Thursday 13 August 2009

Hello, My Name is Carrie Bradshaw Wannabe

I don't watch too much Sex and the City, but I do enjoy the show every once in a while, especially the relationship insights of Carrie. This is my spin on a Carrie piece.

Why do we find it so important to revisit places, and rewrite things after something goes right there, and then wrong later. “This was where we had our first kiss, but I can’t remember it as that place because we aren’t together anymore.”

In some science fiction stories (Slaughterhouse Five comes to mind, but there are many others) time does not work in a straight line, but rather everything throughout time continues on at once. So when someone dies, they’re not dead forever because at another earlier time, they are still walking down a street, or ordering a roast beef sandwich, or even having a first kiss in the parking lot of a train station.
This idea may not work in a world outside the pages of a science fiction novel, but the idea still holds some importance. Places hold memories of all the people who were there, and the things that happened to those people. They are replayed within the human mind, but still the whole memory, the viceral replay of the memory can only be recalled in its entirety when the memory keeper returns to that place.

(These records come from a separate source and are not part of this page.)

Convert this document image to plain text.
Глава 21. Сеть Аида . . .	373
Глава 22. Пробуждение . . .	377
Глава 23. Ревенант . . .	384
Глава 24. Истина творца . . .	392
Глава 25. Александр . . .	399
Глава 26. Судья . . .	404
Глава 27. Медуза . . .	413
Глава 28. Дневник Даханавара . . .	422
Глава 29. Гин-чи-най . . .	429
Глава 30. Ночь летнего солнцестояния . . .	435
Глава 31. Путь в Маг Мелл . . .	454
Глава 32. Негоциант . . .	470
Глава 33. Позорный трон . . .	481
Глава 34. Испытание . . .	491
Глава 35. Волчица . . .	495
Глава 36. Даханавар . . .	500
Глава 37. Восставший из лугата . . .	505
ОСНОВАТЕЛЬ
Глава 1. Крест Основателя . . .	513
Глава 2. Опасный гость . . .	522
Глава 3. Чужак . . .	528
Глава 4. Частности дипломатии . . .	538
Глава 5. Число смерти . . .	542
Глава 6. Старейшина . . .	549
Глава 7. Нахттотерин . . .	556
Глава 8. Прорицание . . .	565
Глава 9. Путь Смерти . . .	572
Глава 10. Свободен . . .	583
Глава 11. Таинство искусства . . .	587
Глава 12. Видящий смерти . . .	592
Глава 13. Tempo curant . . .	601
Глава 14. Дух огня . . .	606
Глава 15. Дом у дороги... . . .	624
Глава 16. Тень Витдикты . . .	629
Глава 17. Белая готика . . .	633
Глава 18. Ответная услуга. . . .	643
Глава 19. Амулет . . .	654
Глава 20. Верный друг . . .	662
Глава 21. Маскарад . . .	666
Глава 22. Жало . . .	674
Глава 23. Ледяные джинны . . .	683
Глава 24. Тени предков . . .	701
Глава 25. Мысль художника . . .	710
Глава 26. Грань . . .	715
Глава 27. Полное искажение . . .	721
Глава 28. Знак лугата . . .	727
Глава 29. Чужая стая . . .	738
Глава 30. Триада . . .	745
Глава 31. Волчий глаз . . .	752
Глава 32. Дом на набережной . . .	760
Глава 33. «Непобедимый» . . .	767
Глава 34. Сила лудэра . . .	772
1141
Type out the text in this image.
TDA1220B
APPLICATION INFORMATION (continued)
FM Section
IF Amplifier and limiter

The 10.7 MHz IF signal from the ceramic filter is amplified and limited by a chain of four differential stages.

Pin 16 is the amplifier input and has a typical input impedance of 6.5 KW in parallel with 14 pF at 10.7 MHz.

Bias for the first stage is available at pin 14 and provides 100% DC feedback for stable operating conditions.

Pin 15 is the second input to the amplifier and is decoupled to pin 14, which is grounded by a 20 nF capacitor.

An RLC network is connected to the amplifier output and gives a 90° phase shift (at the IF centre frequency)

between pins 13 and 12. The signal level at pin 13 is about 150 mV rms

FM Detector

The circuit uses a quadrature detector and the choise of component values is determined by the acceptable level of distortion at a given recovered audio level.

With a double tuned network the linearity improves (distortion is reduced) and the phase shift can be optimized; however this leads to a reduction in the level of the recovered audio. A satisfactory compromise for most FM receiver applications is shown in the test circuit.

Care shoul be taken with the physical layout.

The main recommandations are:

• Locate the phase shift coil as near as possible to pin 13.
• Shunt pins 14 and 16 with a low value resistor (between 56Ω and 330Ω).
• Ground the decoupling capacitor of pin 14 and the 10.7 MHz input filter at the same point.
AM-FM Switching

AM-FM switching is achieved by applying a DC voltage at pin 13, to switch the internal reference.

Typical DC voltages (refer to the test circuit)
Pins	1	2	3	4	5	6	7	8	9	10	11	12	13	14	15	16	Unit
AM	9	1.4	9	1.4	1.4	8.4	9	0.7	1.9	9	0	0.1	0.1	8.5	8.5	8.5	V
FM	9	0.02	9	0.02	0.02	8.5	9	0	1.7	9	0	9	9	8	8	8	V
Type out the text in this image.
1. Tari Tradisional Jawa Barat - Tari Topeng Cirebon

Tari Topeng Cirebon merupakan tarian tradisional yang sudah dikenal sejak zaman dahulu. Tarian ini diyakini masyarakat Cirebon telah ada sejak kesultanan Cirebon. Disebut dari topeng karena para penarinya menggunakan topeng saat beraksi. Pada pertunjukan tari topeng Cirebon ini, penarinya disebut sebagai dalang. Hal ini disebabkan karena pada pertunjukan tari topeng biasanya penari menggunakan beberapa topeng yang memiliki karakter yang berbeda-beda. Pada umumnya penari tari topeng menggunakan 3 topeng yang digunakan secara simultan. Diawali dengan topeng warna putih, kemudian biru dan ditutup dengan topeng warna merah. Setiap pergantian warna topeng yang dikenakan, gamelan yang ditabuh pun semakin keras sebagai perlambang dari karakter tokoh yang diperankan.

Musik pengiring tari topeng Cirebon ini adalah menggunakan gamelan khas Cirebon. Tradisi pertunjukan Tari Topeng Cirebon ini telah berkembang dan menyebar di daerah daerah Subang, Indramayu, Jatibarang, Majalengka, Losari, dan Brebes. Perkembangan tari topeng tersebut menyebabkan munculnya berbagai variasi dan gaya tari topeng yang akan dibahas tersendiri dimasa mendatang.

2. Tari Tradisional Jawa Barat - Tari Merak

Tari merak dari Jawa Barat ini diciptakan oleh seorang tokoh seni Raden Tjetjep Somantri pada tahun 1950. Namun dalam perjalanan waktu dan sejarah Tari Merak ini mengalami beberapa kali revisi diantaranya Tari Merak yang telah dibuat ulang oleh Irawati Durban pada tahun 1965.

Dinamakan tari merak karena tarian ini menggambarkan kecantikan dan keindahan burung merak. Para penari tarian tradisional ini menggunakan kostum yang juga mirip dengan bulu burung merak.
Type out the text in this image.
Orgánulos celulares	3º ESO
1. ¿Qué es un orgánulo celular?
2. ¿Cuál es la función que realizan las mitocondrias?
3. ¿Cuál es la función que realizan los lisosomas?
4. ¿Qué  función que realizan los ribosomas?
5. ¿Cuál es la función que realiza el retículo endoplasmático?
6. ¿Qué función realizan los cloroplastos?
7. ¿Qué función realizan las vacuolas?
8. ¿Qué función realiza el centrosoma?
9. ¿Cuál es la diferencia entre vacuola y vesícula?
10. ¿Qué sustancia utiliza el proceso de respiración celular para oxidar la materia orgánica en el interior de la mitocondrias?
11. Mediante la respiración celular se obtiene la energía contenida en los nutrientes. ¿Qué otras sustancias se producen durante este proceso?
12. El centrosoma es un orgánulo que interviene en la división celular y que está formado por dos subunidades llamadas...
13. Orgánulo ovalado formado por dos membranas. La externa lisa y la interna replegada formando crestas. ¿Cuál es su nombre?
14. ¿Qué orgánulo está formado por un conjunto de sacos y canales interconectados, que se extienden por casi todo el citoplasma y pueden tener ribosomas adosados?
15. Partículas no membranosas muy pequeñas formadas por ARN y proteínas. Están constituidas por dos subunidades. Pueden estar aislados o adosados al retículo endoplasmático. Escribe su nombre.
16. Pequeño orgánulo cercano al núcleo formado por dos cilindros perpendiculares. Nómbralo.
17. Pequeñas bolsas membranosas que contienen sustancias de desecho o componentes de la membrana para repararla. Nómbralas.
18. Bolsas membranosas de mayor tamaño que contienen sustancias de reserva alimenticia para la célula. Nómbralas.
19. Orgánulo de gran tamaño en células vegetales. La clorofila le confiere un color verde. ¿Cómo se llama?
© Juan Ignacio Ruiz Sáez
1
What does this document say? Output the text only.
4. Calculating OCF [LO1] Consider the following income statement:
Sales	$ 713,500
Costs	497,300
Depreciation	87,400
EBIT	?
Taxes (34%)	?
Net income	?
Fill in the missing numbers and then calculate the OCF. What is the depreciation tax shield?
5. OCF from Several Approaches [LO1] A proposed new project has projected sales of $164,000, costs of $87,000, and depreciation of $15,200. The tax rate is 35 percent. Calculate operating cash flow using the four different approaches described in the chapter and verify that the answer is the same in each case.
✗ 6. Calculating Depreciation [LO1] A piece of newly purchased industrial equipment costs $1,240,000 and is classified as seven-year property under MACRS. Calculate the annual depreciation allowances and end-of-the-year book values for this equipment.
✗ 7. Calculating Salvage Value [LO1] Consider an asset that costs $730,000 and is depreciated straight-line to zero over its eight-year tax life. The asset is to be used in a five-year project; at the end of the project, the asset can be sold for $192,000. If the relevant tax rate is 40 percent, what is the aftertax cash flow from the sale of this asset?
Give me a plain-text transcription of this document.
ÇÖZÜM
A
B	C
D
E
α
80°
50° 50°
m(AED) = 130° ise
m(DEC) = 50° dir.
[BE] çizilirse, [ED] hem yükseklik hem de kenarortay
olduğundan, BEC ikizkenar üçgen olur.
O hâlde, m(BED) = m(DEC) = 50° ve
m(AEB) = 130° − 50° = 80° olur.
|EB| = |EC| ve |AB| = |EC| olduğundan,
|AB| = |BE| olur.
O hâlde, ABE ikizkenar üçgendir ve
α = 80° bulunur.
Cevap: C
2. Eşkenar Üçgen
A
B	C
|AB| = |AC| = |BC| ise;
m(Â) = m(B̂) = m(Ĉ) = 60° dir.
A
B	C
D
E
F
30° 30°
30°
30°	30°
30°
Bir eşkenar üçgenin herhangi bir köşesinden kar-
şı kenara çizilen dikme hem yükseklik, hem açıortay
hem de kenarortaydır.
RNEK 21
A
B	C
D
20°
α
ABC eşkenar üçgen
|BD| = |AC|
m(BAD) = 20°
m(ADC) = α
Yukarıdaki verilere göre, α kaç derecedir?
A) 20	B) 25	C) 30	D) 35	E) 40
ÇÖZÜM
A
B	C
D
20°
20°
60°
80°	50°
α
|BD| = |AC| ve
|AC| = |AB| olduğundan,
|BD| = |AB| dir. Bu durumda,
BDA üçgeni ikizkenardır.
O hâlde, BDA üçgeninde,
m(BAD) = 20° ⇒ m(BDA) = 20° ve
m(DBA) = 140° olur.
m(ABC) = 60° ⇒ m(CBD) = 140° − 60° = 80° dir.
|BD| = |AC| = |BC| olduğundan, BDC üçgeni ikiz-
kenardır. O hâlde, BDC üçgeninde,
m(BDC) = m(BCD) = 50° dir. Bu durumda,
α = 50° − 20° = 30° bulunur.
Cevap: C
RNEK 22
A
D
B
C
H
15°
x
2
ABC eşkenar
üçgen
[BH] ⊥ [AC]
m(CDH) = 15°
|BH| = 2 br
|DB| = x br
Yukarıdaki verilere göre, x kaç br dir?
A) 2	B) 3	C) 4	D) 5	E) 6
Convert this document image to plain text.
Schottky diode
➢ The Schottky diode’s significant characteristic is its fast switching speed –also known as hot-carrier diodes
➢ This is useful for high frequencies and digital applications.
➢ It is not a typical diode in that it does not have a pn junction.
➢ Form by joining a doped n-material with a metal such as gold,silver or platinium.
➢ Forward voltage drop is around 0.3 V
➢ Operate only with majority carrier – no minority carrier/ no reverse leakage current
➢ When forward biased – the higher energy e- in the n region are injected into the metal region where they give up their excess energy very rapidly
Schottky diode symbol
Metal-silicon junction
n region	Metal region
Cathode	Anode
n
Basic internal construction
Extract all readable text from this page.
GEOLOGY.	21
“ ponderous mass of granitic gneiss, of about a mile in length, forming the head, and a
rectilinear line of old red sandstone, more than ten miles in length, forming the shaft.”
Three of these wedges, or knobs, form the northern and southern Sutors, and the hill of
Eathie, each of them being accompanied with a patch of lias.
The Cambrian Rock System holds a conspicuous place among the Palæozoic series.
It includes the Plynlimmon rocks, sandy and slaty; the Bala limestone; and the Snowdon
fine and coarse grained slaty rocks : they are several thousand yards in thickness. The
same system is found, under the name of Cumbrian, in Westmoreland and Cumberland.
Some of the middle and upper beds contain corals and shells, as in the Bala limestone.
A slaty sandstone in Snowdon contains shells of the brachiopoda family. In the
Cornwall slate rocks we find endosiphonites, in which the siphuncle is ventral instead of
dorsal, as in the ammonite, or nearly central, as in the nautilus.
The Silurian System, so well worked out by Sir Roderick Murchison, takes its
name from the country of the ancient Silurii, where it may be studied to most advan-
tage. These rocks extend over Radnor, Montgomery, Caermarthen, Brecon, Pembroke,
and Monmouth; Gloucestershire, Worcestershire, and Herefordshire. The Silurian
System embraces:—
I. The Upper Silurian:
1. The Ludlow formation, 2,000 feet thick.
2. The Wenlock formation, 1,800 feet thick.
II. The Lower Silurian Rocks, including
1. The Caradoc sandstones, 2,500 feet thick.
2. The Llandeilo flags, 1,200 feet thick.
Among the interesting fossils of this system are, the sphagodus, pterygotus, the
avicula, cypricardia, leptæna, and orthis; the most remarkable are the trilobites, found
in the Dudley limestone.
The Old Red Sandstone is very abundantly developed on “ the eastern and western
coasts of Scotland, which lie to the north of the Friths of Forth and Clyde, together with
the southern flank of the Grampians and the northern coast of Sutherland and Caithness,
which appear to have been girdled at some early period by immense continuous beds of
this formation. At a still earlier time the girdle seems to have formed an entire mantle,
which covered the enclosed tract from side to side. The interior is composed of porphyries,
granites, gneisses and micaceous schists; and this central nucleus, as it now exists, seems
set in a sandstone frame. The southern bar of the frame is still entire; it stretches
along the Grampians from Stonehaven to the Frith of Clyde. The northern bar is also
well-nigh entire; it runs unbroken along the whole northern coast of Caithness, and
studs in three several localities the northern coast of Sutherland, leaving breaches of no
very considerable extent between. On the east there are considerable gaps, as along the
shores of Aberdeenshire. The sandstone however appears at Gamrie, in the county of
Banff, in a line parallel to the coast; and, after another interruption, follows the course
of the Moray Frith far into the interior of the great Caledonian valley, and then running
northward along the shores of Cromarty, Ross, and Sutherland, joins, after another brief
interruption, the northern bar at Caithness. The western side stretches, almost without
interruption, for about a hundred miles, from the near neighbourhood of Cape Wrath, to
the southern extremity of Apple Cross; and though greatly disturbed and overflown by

That doesn’t entirely answer my question though. Why is it necessary to go back to these places, step on the ground that we stood on months or years ago and relive these moments? Is it because we want to be in control of the memories when they flood back? Do we want to punish ourselves for everything that went wrong between that time and now? Or is it because we think that revisiting these places will somehow make us stronger, and in some miraculous way, make it more possible for us to truly and completely move on?

It’s a purification process I guess. A ritual that equates with burning photographs, or hiding all his gifts and letters in a box on the top shelf of your closet. It’s a more figurative way of burning bridges and cutting ties, for if we are no longer phased by these places and things, maybe, just maybe we will be able to let go of the person in the memories.